È una domanda lecita ma allo stesso tempo pericolosa che però è necessaria valutare prima di passare alle attività extra moda a cui si sono dedicati i designer. A discapito di quanto si pensi, il punto della questione non è tanto la possibilità di una second life ma il tempismo con cui, soprattutto negli ultimi anni, sono arrivate le uscite (pseudo)definitive di alcune delle guide più grandi del settore. La società odierna è solcata da fatti incresciosi come crisi, guerre, conflitti e vari luxury shame che anche sul fashion system hanno indiscutibilmente delle ricadute considerevoli.
La moda di fatto si è ritrovata a dover affrontare non solo un disamore ma anche il suo stesso disincanto, portando alla luce (tra i tanti) un aumento dei prezzi impossibile da non notare, nemmeno per gli occhi del cliente high-spender meno attento alle spese. Un fatto sottolineato anche da uno studio di Altagamma dove si stima una perdita di 50 milioni di consumatori dovuta a un target price ormai inaccessibile. Mentre dall’altra faccia della medaglia, il fast fashion sembra acquistare sempre più appeal, portando una ricerca di Statista ad evidenziare come nel 2027 raggiungerà i 185 miliardi di dollari (+ 74,5 % rispetto al 2022).
Perciò, con questi dati alla mano sembra quasi comprensibile che i creativi, nonché dirette guide del fashion, ripensino alla propria vita, dedicandosi a qualcosa che li stimoli forse di più e che dia loro la capacità di staccarsi dalle dinamiche calcolatorie per abbracciarne altre più liberamente artistiche.
Le nuove sfide degli stilisti: dall’editoria, all’artigianato, il wellness, il sociale ecc…
Era marzo 2023 quando Jeremy Scott annunciò di lasciare Moschino dopo ben dieci anni di onorato servizio.

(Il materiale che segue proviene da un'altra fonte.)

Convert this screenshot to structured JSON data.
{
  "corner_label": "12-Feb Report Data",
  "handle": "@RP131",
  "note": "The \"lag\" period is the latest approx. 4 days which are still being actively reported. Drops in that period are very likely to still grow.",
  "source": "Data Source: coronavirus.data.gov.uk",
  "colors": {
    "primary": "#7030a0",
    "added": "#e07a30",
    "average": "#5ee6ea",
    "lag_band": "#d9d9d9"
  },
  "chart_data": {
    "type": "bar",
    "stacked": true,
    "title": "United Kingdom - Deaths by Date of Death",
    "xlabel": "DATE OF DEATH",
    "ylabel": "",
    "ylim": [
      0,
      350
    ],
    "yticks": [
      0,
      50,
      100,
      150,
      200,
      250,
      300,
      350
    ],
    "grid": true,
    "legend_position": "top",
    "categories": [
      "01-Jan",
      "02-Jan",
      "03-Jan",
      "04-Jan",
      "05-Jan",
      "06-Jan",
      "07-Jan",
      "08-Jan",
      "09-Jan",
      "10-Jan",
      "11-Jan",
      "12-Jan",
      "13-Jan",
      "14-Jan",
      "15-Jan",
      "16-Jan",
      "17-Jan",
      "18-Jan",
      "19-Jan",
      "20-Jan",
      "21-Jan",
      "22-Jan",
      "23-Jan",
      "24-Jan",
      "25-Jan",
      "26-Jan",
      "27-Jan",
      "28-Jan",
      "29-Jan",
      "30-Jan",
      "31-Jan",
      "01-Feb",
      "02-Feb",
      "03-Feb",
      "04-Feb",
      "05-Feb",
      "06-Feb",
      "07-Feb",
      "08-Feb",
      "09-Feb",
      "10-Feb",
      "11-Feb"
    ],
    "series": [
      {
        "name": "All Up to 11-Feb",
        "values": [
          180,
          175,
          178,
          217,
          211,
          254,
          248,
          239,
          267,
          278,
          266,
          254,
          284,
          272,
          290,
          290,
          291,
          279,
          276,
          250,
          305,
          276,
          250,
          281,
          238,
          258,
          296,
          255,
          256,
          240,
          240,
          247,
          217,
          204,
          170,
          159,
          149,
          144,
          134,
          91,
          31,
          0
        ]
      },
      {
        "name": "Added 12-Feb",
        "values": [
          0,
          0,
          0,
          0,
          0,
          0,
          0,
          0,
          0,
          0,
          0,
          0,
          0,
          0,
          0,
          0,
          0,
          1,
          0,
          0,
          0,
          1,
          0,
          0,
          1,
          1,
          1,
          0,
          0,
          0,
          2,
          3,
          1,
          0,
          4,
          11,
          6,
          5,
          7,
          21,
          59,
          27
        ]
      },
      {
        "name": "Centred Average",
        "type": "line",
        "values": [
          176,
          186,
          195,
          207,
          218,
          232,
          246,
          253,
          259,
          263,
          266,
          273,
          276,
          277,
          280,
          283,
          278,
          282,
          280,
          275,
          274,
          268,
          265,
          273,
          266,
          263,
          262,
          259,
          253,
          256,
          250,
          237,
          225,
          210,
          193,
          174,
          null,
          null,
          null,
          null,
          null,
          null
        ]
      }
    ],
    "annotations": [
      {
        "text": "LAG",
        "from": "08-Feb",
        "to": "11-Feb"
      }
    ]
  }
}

Tutti al tempo ci siamo chiesti: «E ora? Che ne sarà dello stile più irriverente del fashion system». Tralasciando che poi la risposta è arrivata con il suo successore Adrian Appiolaza, i trend setter hanno comunque continuato a monitorare la vita (almeno sui social) dell’ex direttore.

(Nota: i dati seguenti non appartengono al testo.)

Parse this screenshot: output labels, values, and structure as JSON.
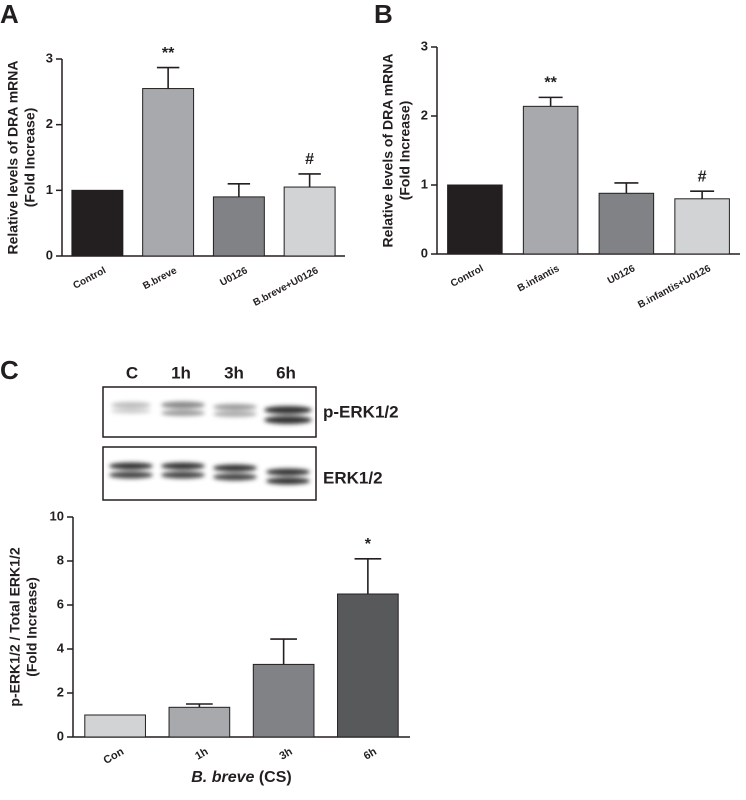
{
  "chart_data": [
    {
      "type": "bar",
      "panel": "A",
      "ylabel": [
        "Relative levels of DRA mRNA",
        "(Fold Increase)"
      ],
      "categories": [
        "Control",
        "B.breve",
        "U0126",
        "B.breve+U0126"
      ],
      "values": [
        1.0,
        2.55,
        0.9,
        1.05
      ],
      "errors": [
        null,
        0.32,
        0.2,
        0.2
      ],
      "annotations": [
        null,
        "**",
        null,
        "#"
      ],
      "colors": [
        "#231f20",
        "#a7a9ac",
        "#808285",
        "#d1d3d4"
      ],
      "ylim": [
        0,
        3
      ],
      "yticks": [
        0,
        1,
        2,
        3
      ]
    },
    {
      "type": "bar",
      "panel": "B",
      "ylabel": [
        "Relative levels of DRA mRNA",
        "(Fold Increase)"
      ],
      "categories": [
        "Control",
        "B.infantis",
        "U0126",
        "B.infantis+U0126"
      ],
      "values": [
        1.0,
        2.14,
        0.88,
        0.8
      ],
      "errors": [
        null,
        0.13,
        0.15,
        0.11
      ],
      "annotations": [
        null,
        "**",
        null,
        "#"
      ],
      "colors": [
        "#231f20",
        "#a7a9ac",
        "#808285",
        "#d1d3d4"
      ],
      "ylim": [
        0,
        3
      ],
      "yticks": [
        0,
        1,
        2,
        3
      ]
    },
    {
      "type": "bar",
      "panel": "C",
      "blot": {
        "lanes": [
          "C",
          "1h",
          "3h",
          "6h"
        ],
        "rows": [
          "p-ERK1/2",
          "ERK1/2"
        ]
      },
      "ylabel": [
        "p-ERK1/2 / Total ERK1/2",
        "(Fold Increase)"
      ],
      "xlabel": [
        "B. breve",
        "(CS)"
      ],
      "categories": [
        "Con",
        "1h",
        "3h",
        "6h"
      ],
      "values": [
        1.0,
        1.35,
        3.3,
        6.5
      ],
      "errors": [
        null,
        0.15,
        1.15,
        1.6
      ],
      "annotations": [
        null,
        null,
        null,
        "*"
      ],
      "colors": [
        "#d1d3d4",
        "#a7a9ac",
        "#808285",
        "#58595b"
      ],
      "ylim": [
        0,
        10
      ],
      "yticks": [
        0,
        2,
        4,
        6,
        8,
        10
      ]
    }
  ]
}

Così a un certo punto sono venuti a sapere che Scott ha iniziato a collaborare con il marchio di prodotti di lusso per la cura della pelle Spoiledchild, creando prodotti che possono benissimo essere opere d’arte da collezionare; non solo wellness ma anche oggetti di design come dimostrano i razzi e gli astronauti cromati che possono essere dei buoni arredi per la casa.
Ma se di spazi, appartamenti e ville vogliamo parlare allora è qui che vi citiamo Dries Van Noten. Casualità o destino, era sempre marzo (ma del 2024) quando uno dei migliori esponenti degli Antwerp Six rese nota la volontà di congedarsi dal suo omonimo brand. Due mesi fa poi la notizia che lo stilista belga ha acquistato uno dei palazzi storici di Venezia, l’edificio quattrocentesco Palazzo Pisani Moretta, dichiarando ai media: «Questo è un viaggio personale. Il progetto riguarda Venezia, la storia, l’artigianato, la cultura e la creazione di qualcosa di contemporaneo con profondo rispetto per ciò che è venuto prima». Si preannuncia una carriera da mecenate nel mondo dell’arte?

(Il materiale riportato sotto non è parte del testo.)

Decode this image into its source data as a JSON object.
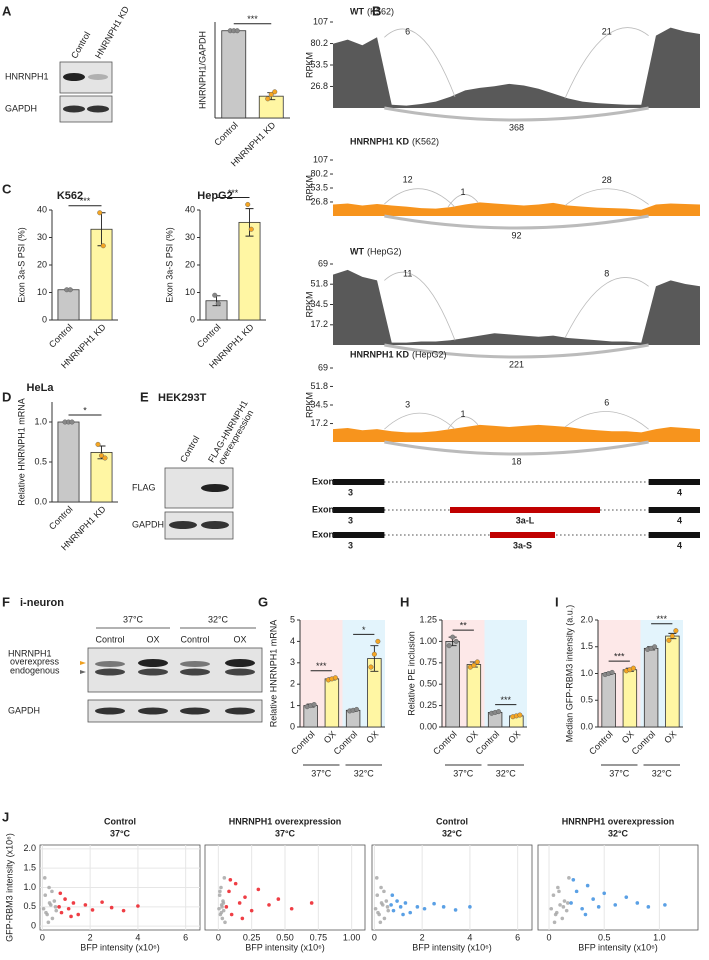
{
  "figure": {
    "panel_labels": [
      "A",
      "B",
      "C",
      "D",
      "E",
      "F",
      "G",
      "H",
      "I",
      "J"
    ]
  },
  "blots": [
    {
      "lanes": [
        "Control",
        "HNRNPH1 KD"
      ],
      "rows": [
        "HNRNPH1",
        "GAPDH"
      ]
    },
    {
      "title": "HEK293T",
      "lanes": [
        "Control",
        "FLAG-HNRNPH1"
      ],
      "lane_2_line_2": "overexpression",
      "rows": [
        "FLAG",
        "GAPDH"
      ]
    },
    {
      "title": "i-neuron",
      "groups": [
        "37°C",
        "32°C"
      ],
      "lanes": [
        "Control",
        "OX",
        "Control",
        "OX"
      ],
      "rows": [
        "HNRNPH1",
        "GAPDH"
      ],
      "bands": [
        "overexpress",
        "endogenous"
      ],
      "band_colors": [
        "#f0a020",
        "#666666"
      ]
    }
  ],
  "gene_models": {
    "label": "Exon",
    "exon_left": "3",
    "exon_right": "4",
    "isoforms": [
      "3a-L",
      "3a-S"
    ],
    "isoform_color": "#c00000"
  },
  "chart_data": [
    {
      "type": "bar",
      "ylabel": "HNRNPH1/GAPDH",
      "categories": [
        "Control",
        "HNRNPH1 KD"
      ],
      "values": [
        1.0,
        0.25
      ],
      "errors": [
        0,
        0.04
      ],
      "replicates": [
        [
          1,
          1,
          1
        ],
        [
          0.22,
          0.27,
          0.3
        ]
      ],
      "colors": [
        "#c8c8c8",
        "#fff6a3"
      ],
      "replicate_colors": [
        "#888888",
        "#f5a623"
      ],
      "ylim": [
        0,
        1.1
      ],
      "significance": [
        "***"
      ]
    },
    {
      "type": "bar",
      "title": "K562",
      "ylabel": "Exon 3a-S PSI (%)",
      "categories": [
        "Control",
        "HNRNPH1 KD"
      ],
      "values": [
        11,
        33
      ],
      "errors": [
        0.3,
        6
      ],
      "replicates": [
        [
          11,
          11
        ],
        [
          39,
          27
        ]
      ],
      "colors": [
        "#c8c8c8",
        "#fff6a3"
      ],
      "replicate_colors": [
        "#888888",
        "#f5a623"
      ],
      "ylim": [
        0,
        40
      ],
      "yticks": [
        0,
        10,
        20,
        30,
        40
      ],
      "significance": [
        "***"
      ]
    },
    {
      "type": "bar",
      "title": "HepG2",
      "ylabel": "Exon 3a-S PSI (%)",
      "categories": [
        "Control",
        "HNRNPH1 KD"
      ],
      "values": [
        7,
        35.5
      ],
      "errors": [
        1.8,
        5
      ],
      "replicates": [
        [
          9,
          6
        ],
        [
          42,
          33
        ]
      ],
      "colors": [
        "#c8c8c8",
        "#fff6a3"
      ],
      "replicate_colors": [
        "#888888",
        "#f5a623"
      ],
      "ylim": [
        0,
        40
      ],
      "yticks": [
        0,
        10,
        20,
        30,
        40
      ],
      "significance": [
        "***"
      ]
    },
    {
      "type": "bar",
      "title": "HeLa",
      "ylabel": "Relative HNRNPH1 mRNA",
      "categories": [
        "Control",
        "HNRNPH1 KD"
      ],
      "values": [
        1.0,
        0.62
      ],
      "errors": [
        0,
        0.08
      ],
      "replicates": [
        [
          1,
          1,
          1
        ],
        [
          0.72,
          0.58,
          0.55
        ]
      ],
      "colors": [
        "#c8c8c8",
        "#fff6a3"
      ],
      "replicate_colors": [
        "#888888",
        "#f5a623"
      ],
      "ylim": [
        0,
        1.25
      ],
      "yticks": [
        {
          "value": 0,
          "label": "0.0"
        },
        0.5,
        {
          "value": 1,
          "label": "1.0"
        }
      ],
      "significance": [
        "*"
      ]
    },
    {
      "type": "bar",
      "ylabel": "Relative HNRNPH1 mRNA",
      "categories": [
        "Control",
        "OX",
        "Control",
        "OX"
      ],
      "groups": [
        "37°C",
        "32°C"
      ],
      "group_colors": [
        "#fde8e8",
        "#e3f4fc"
      ],
      "values": [
        1.0,
        2.25,
        0.78,
        3.2
      ],
      "errors": [
        0.07,
        0.05,
        0.05,
        0.6
      ],
      "replicates": [
        [
          0.95,
          1.0,
          1.05
        ],
        [
          2.2,
          2.25,
          2.3
        ],
        [
          0.75,
          0.78,
          0.82
        ],
        [
          2.8,
          3.4,
          4.0
        ]
      ],
      "colors": [
        "#c8c8c8",
        "#fff6a3"
      ],
      "replicate_colors": [
        "#888888",
        "#f5a623"
      ],
      "ylim": [
        0,
        5
      ],
      "yticks": [
        0,
        1,
        2,
        3,
        4,
        5
      ],
      "significance": [
        "***",
        "*"
      ]
    },
    {
      "type": "bar",
      "ylabel": "Relative PE inclusion",
      "categories": [
        "Control",
        "OX",
        "Control",
        "OX"
      ],
      "groups": [
        "37°C",
        "32°C"
      ],
      "group_colors": [
        "#fde8e8",
        "#e3f4fc"
      ],
      "values": [
        1.0,
        0.73,
        0.17,
        0.13
      ],
      "errors": [
        0.05,
        0.03,
        0.01,
        0.01
      ],
      "replicates": [
        [
          0.95,
          1.05,
          1.0
        ],
        [
          0.7,
          0.72,
          0.76
        ],
        [
          0.16,
          0.17,
          0.18
        ],
        [
          0.12,
          0.13,
          0.14
        ]
      ],
      "colors": [
        "#c8c8c8",
        "#fff6a3"
      ],
      "replicate_colors": [
        "#888888",
        "#f5a623"
      ],
      "ylim": [
        0,
        1.25
      ],
      "yticks": [
        {
          "value": 0,
          "label": "0.00"
        },
        0.25,
        {
          "value": 0.5,
          "label": "0.50"
        },
        0.75,
        {
          "value": 1,
          "label": "1.00"
        },
        1.25
      ],
      "significance": [
        "**",
        "***"
      ]
    },
    {
      "type": "bar",
      "ylabel": "Median GFP-RBM3 intensity (a.u.)",
      "categories": [
        "Control",
        "OX",
        "Control",
        "OX"
      ],
      "groups": [
        "37°C",
        "32°C"
      ],
      "group_colors": [
        "#fde8e8",
        "#e3f4fc"
      ],
      "values": [
        1.0,
        1.07,
        1.47,
        1.7
      ],
      "errors": [
        0.02,
        0.03,
        0.03,
        0.05
      ],
      "replicates": [
        [
          0.98,
          1.0,
          1.02
        ],
        [
          1.05,
          1.07,
          1.1
        ],
        [
          1.45,
          1.47,
          1.5
        ],
        [
          1.62,
          1.7,
          1.8
        ]
      ],
      "colors": [
        "#c8c8c8",
        "#fff6a3"
      ],
      "replicate_colors": [
        "#888888",
        "#f5a623"
      ],
      "ylim": [
        0,
        2
      ],
      "yticks": [
        {
          "value": 0,
          "label": "0.0"
        },
        0.5,
        {
          "value": 1,
          "label": "1.0"
        },
        1.5,
        {
          "value": 2,
          "label": "2.0"
        }
      ],
      "significance": [
        "***",
        "***"
      ]
    },
    {
      "type": "area",
      "title": "WT",
      "subtitle": "(K562)",
      "title_color": "#666666",
      "ylabel": "RPKM",
      "color": "#595959",
      "ylim": [
        0,
        107
      ],
      "yticks": [
        26.8,
        53.5,
        80.2,
        107
      ],
      "values": [
        80,
        85,
        78,
        88,
        4,
        3,
        5,
        8,
        14,
        22,
        25,
        27,
        30,
        28,
        24,
        18,
        12,
        8,
        6,
        5,
        4,
        4,
        90,
        100,
        95,
        92
      ],
      "junction_counts": [
        6,
        21,
        368
      ]
    },
    {
      "type": "area",
      "title": "HNRNPH1 KD",
      "subtitle": "(K562)",
      "title_color": "#f7941d",
      "ylabel": "RPKM",
      "color": "#f7941d",
      "ylim": [
        0,
        107
      ],
      "yticks": [
        26.8,
        53.5,
        80.2,
        107
      ],
      "values": [
        22,
        24,
        20,
        23,
        20,
        18,
        15,
        14,
        17,
        22,
        26,
        24,
        22,
        20,
        22,
        25,
        20,
        18,
        16,
        15,
        14,
        12,
        22,
        24,
        23,
        22
      ],
      "junction_counts": [
        12,
        1,
        28,
        92
      ]
    },
    {
      "type": "area",
      "title": "WT",
      "subtitle": "(HepG2)",
      "title_color": "#666666",
      "ylabel": "RPKM",
      "color": "#595959",
      "ylim": [
        0,
        69
      ],
      "yticks": [
        17.2,
        34.5,
        51.8,
        69
      ],
      "values": [
        60,
        64,
        58,
        55,
        2,
        2,
        3,
        3,
        4,
        6,
        8,
        10,
        9,
        8,
        7,
        8,
        6,
        5,
        4,
        3,
        3,
        2,
        50,
        55,
        52,
        50
      ],
      "junction_counts": [
        11,
        8,
        221
      ]
    },
    {
      "type": "area",
      "title": "HNRNPH1 KD",
      "subtitle": "(HepG2)",
      "title_color": "#f7941d",
      "ylabel": "RPKM",
      "color": "#f7941d",
      "ylim": [
        0,
        69
      ],
      "yticks": [
        17.2,
        34.5,
        51.8,
        69
      ],
      "values": [
        12,
        13,
        11,
        12,
        10,
        9,
        9,
        10,
        12,
        14,
        16,
        15,
        14,
        15,
        16,
        15,
        14,
        12,
        11,
        10,
        10,
        9,
        12,
        14,
        13,
        12
      ],
      "junction_counts": [
        3,
        1,
        6,
        18
      ]
    },
    {
      "type": "scatter",
      "title": "Control",
      "subtitle": "37°C",
      "xlabel": "BFP intensity (x10⁶)",
      "ylabel": "GFP-RBM3 intensity (x10⁶)",
      "xlim": [
        -0.1,
        6.6
      ],
      "ylim": [
        -0.1,
        2.1
      ],
      "xticks": [
        0,
        2,
        4,
        6
      ],
      "yticks": [
        0,
        0.5,
        {
          "value": 1,
          "label": "1.0"
        },
        1.5,
        {
          "value": 2,
          "label": "2.0"
        }
      ],
      "series": [
        {
          "color": "#a8a8a8",
          "x": [
            0.05,
            0.12,
            0.2,
            0.28,
            0.35,
            0.42,
            0.5,
            0.58,
            0.1,
            0.25,
            0.4,
            0.55,
            0.3,
            0.15
          ],
          "y": [
            0.45,
            0.8,
            0.3,
            1.0,
            0.55,
            0.2,
            0.65,
            0.4,
            1.25,
            0.1,
            0.9,
            0.5,
            0.6,
            0.35
          ]
        },
        {
          "color": "#ec1c24",
          "x": [
            0.7,
            0.8,
            0.95,
            1.1,
            1.3,
            1.5,
            1.8,
            2.1,
            2.5,
            2.9,
            3.4,
            4.0,
            0.75,
            1.2
          ],
          "y": [
            0.5,
            0.35,
            0.7,
            0.45,
            0.6,
            0.3,
            0.55,
            0.42,
            0.62,
            0.48,
            0.4,
            0.52,
            0.85,
            0.25
          ]
        }
      ]
    },
    {
      "type": "scatter",
      "title": "HNRNPH1 overexpression",
      "subtitle": "37°C",
      "xlabel": "BFP intensity (x10⁶)",
      "xlim": [
        -0.1,
        1.1
      ],
      "ylim": [
        -0.1,
        2.1
      ],
      "xticks": [
        0,
        0.25,
        {
          "value": 0.5,
          "label": "0.50"
        },
        0.75,
        {
          "value": 1,
          "label": "1.00"
        }
      ],
      "series": [
        {
          "color": "#a8a8a8",
          "x": [
            0.005,
            0.01,
            0.015,
            0.02,
            0.025,
            0.03,
            0.035,
            0.04,
            0.045,
            0.05,
            0.012,
            0.028,
            0.038,
            0.022
          ],
          "y": [
            0.45,
            0.8,
            0.3,
            1.0,
            0.55,
            0.2,
            0.65,
            0.4,
            1.25,
            0.1,
            0.9,
            0.5,
            0.6,
            0.35
          ]
        },
        {
          "color": "#ec1c24",
          "x": [
            0.06,
            0.08,
            0.1,
            0.13,
            0.16,
            0.2,
            0.25,
            0.3,
            0.38,
            0.45,
            0.55,
            0.7,
            0.09,
            0.18
          ],
          "y": [
            0.5,
            0.9,
            0.3,
            1.1,
            0.6,
            0.75,
            0.4,
            0.95,
            0.55,
            0.7,
            0.45,
            0.6,
            1.2,
            0.2
          ]
        }
      ]
    },
    {
      "type": "scatter",
      "title": "Control",
      "subtitle": "32°C",
      "xlabel": "BFP intensity (x10⁶)",
      "xlim": [
        -0.1,
        6.6
      ],
      "ylim": [
        -0.1,
        2.1
      ],
      "xticks": [
        0,
        2,
        4,
        6
      ],
      "series": [
        {
          "color": "#a8a8a8",
          "x": [
            0.05,
            0.12,
            0.2,
            0.28,
            0.35,
            0.42,
            0.5,
            0.58,
            0.1,
            0.25,
            0.4,
            0.55,
            0.3,
            0.15
          ],
          "y": [
            0.45,
            0.8,
            0.3,
            1.0,
            0.55,
            0.2,
            0.65,
            0.4,
            1.25,
            0.1,
            0.9,
            0.5,
            0.6,
            0.35
          ]
        },
        {
          "color": "#3d8fe0",
          "x": [
            0.7,
            0.8,
            0.95,
            1.1,
            1.3,
            1.5,
            1.8,
            2.1,
            2.5,
            2.9,
            3.4,
            4.0,
            0.75,
            1.2
          ],
          "y": [
            0.55,
            0.4,
            0.65,
            0.5,
            0.6,
            0.35,
            0.5,
            0.45,
            0.58,
            0.5,
            0.42,
            0.5,
            0.8,
            0.3
          ]
        }
      ]
    },
    {
      "type": "scatter",
      "title": "HNRNPH1 overexpression",
      "subtitle": "32°C",
      "xlabel": "BFP intensity (x10⁶)",
      "xlim": [
        -0.1,
        1.35
      ],
      "ylim": [
        -0.1,
        2.1
      ],
      "xticks": [
        0,
        0.5,
        {
          "value": 1,
          "label": "1.0"
        }
      ],
      "series": [
        {
          "color": "#a8a8a8",
          "x": [
            0.02,
            0.04,
            0.06,
            0.08,
            0.1,
            0.12,
            0.14,
            0.16,
            0.18,
            0.05,
            0.09,
            0.13,
            0.17,
            0.07
          ],
          "y": [
            0.45,
            0.8,
            0.3,
            1.0,
            0.55,
            0.2,
            0.65,
            0.4,
            1.25,
            0.1,
            0.9,
            0.5,
            0.6,
            0.35
          ]
        },
        {
          "color": "#3d8fe0",
          "x": [
            0.2,
            0.25,
            0.3,
            0.35,
            0.4,
            0.45,
            0.5,
            0.6,
            0.7,
            0.8,
            0.9,
            1.05,
            0.22,
            0.33
          ],
          "y": [
            0.6,
            0.9,
            0.45,
            1.05,
            0.7,
            0.5,
            0.85,
            0.55,
            0.75,
            0.6,
            0.5,
            0.55,
            1.2,
            0.3
          ]
        }
      ]
    }
  ]
}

Sulla stessa lunghezza d’onda sembra essere anche Maria Grazia Chiuri, fresca dal suo addio alla maison Dior ma impegnata da molti anni nella ristrutturazione del Teatro Cometa. Mentre invece se si approda sul piano prettamente culturale, ecco spuntare PM23 voluto da Valentino Garavani e Giancarlo Giammetti, un progetto che mira a trasformare un edificio storico romano in un contenitore di mostre e attività di ampio respiro.
O ancora, ecco che ci si imbatte in una casa editrice indipendente: la Bright Young Things fondata da niente meno che Hedi Slimane. E infine se c’è chi dopo un ritiro ha deciso di dedicarsi (temporaneamente) al sociale come Walter Chiapponi, c’è anche chi viene sempre visto vicino alla settimana arte come Tom Ford o chi come Sabato de Sarno, aspettando il momento propizio per il proprio back to catwalk, supporta Il capitone, documentario della giovane regista Camilla Salvatore.
Intanto però siamo sicuri che c’è ancora qualche domanda che non fa dormire il cotè modaiolo. Quale sarà la seconda vita di Donatella Versace? E di Virginie Viard? Non resta che monitorare il web, le locandine, il mercato immobiliare o la libreria sotto casa.